When I looked something up and saw that there were 24 episodes, I was sad to know when the end would come. If you watch it, SERIOUSLY, just try it out and don't read about it first, because the joy of NOT knowing what's going to happen will be wonderful. From episode 18, I started thinking actively about what other movie or tv show I thought was better than this. From episode 20, I started to feel sorrow that I would never, ever again be able to see this program for the first time.
Alex says give it six episodes before you give up on it, but I was hooked by three.

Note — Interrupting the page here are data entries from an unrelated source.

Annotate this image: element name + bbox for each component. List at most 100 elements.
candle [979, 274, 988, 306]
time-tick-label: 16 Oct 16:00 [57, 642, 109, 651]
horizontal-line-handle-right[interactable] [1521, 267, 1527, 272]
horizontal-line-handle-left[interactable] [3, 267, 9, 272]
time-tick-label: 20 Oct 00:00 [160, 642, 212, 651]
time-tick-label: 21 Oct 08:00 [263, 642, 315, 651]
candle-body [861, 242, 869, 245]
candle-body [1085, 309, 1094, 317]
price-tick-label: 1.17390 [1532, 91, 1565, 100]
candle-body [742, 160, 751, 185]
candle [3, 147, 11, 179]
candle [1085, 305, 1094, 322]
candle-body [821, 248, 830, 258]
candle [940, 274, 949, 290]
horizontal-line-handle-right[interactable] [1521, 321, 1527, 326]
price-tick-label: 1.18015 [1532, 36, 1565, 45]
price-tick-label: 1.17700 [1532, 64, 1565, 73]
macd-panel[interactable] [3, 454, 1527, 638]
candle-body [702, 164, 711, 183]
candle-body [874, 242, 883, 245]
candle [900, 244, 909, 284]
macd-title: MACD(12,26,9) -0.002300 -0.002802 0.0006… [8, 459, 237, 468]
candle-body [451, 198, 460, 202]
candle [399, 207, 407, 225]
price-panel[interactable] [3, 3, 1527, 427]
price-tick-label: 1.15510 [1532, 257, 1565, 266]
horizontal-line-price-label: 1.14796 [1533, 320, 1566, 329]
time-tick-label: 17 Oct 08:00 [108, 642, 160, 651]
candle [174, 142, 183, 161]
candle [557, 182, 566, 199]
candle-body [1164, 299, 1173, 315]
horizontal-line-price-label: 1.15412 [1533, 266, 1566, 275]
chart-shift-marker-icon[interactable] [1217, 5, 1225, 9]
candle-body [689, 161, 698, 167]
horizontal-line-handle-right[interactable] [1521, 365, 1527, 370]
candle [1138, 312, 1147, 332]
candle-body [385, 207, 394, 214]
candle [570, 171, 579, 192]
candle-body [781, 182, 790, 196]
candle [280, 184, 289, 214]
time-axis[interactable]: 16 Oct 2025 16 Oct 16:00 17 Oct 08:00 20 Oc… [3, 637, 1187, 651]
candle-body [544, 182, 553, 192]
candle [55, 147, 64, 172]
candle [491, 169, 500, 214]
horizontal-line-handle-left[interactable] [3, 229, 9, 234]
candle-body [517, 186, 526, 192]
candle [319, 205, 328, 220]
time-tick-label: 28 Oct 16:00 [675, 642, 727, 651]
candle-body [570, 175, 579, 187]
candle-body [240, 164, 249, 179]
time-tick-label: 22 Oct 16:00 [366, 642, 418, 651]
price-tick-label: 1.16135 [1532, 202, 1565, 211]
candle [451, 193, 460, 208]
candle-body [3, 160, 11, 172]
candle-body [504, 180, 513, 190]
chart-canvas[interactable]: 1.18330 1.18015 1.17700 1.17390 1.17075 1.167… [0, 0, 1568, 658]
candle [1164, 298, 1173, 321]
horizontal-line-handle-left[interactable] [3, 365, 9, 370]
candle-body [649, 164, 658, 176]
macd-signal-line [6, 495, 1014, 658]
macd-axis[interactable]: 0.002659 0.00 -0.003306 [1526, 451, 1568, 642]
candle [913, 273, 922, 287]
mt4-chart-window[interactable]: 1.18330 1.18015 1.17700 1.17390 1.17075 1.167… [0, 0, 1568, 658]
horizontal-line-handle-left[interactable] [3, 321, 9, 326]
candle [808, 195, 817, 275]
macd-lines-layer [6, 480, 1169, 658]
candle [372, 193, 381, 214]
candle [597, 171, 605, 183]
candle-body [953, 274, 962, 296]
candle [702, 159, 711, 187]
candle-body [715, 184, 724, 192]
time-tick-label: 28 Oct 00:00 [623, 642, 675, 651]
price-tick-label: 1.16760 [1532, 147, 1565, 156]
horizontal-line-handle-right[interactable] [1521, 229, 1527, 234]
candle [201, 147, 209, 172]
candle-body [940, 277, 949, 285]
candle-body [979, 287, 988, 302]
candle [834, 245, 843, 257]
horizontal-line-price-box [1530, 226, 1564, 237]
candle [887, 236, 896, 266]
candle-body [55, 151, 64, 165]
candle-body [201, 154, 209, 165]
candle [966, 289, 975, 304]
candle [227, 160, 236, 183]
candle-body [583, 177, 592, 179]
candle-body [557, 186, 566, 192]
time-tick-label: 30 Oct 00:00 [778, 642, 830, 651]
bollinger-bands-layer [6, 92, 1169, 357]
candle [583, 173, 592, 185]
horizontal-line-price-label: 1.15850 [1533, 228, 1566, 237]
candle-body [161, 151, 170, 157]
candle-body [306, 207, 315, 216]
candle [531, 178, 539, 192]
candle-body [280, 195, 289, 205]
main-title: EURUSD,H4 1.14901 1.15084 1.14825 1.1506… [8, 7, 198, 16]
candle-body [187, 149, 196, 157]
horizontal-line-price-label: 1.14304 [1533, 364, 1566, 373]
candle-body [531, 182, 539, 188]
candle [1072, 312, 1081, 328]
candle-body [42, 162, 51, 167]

Today I had other things to do, so wasn't able to sit and totally marathon, though I did want to finish it before Kirby and Destiny got here (and I did). Between times, I thought hard about what show might be comparable and honestly could not think of anything. I have loved a lot of movies in my time, and have had some TV series I obsessed about, but this is it for me. I wouldn't mind finding something better someday, but I don't expect to.
I didn't mention what Alex said to me before she even mentioned the series. [Came back to edit this. I still didn't. She raved about the lead actor being handsome.] The male star has a great voice (and many other attractive attributes, so I'll bring a photo of him so people don't accidentally read plot details looking for his picture. :-))
Sets are nice, cinematography is GREAT, direction, script—apparently, even though I couldn't understand them, I could hear when there were parallel phrases or lyrical comments or staccato comments, and those things aren't random, with good writers. Props and sets were fun. There was a wheelbarrow halfway between a European wheelbarrow and a Chinese mountain wheelbarrow, and I'll try to get an image of it for my wheelbarrow collection at some point.
The lead actor's name is Lee Min Ho. The character is great.